Louis De Clercq Walls and Rocks Touching the Porte-de-Fer, Antioche
Medium Waxed paper negative
Photo Date 1859 Print Date 1859
Dimensions 11-1/2 x 8-13/16 in. (292 x 224 mm)
Photo Country Turkey
Photographer Country France
Contact Alex Novak and Marthe Smith
About This Image
Number 4 is written into the negative. The stairway reportedly represents the first dividing line between Jewish and Moslem communities. See: Mayer, Louis De Clercq: Voyage en Orient, Album 1, pl.4. Antioch on the Orontes was an ancient city on the eastern side of the Orontes River. Continuously inhabited since then, it became the modern city of Antakya, Turkey.
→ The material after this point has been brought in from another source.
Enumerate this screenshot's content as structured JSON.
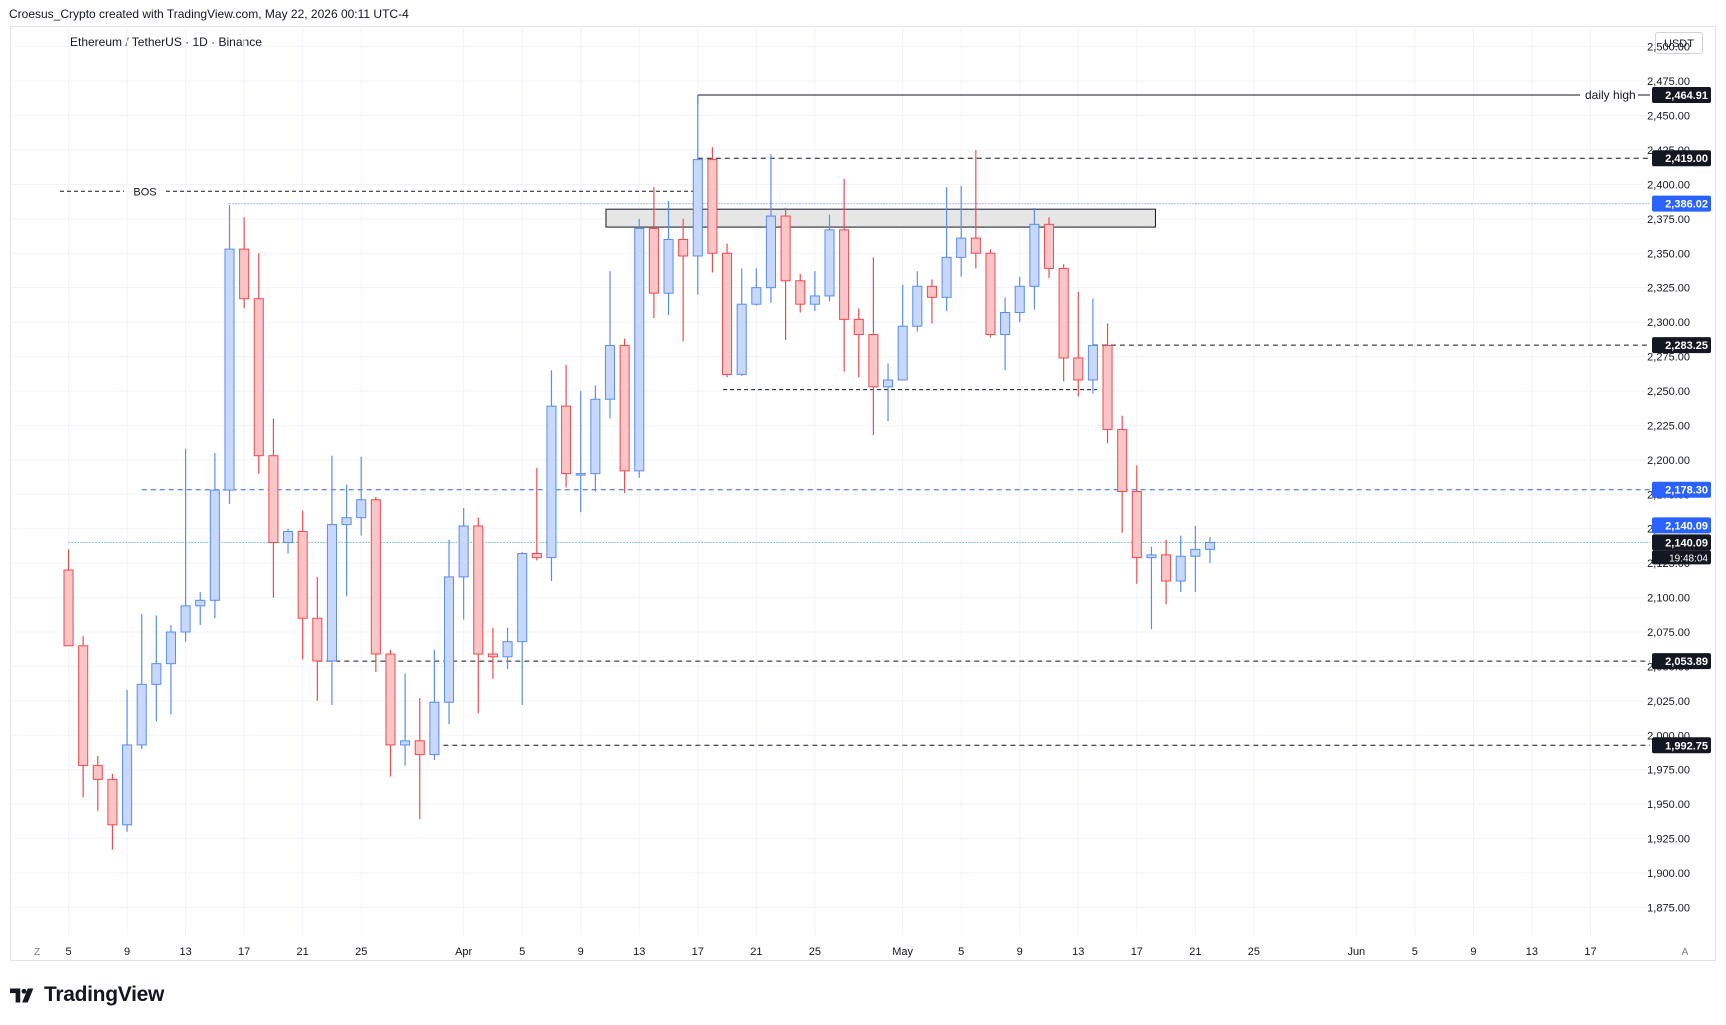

Founded near the end of the 4th century BC by Seleucus I Nicator, one of Alexander the Great's generals, Antioch eventually rivaled Alexandria as the chief city of the nearer East and was a cradle of gentile Christianity. It was one of the four cities of the Syrian tetrapolis. The new city was populated by a mix of local settlers that Athenians brought from the nearby city of Antigonia, Macedonians, and Jews (who were given full status from the beginning). During the late Hellenistic period and Early Roman period, Antioch population reached its peak of over 500,000 inhabitants (estimates vary from 400,000 to 600,000) and was the third largest city in the world after Rome and Alexandria. The ruler Demetrius II actually enlisted a body of Jews to punish his capital with fire and sword, after the general population's rebellion against his rule in 129 B.C.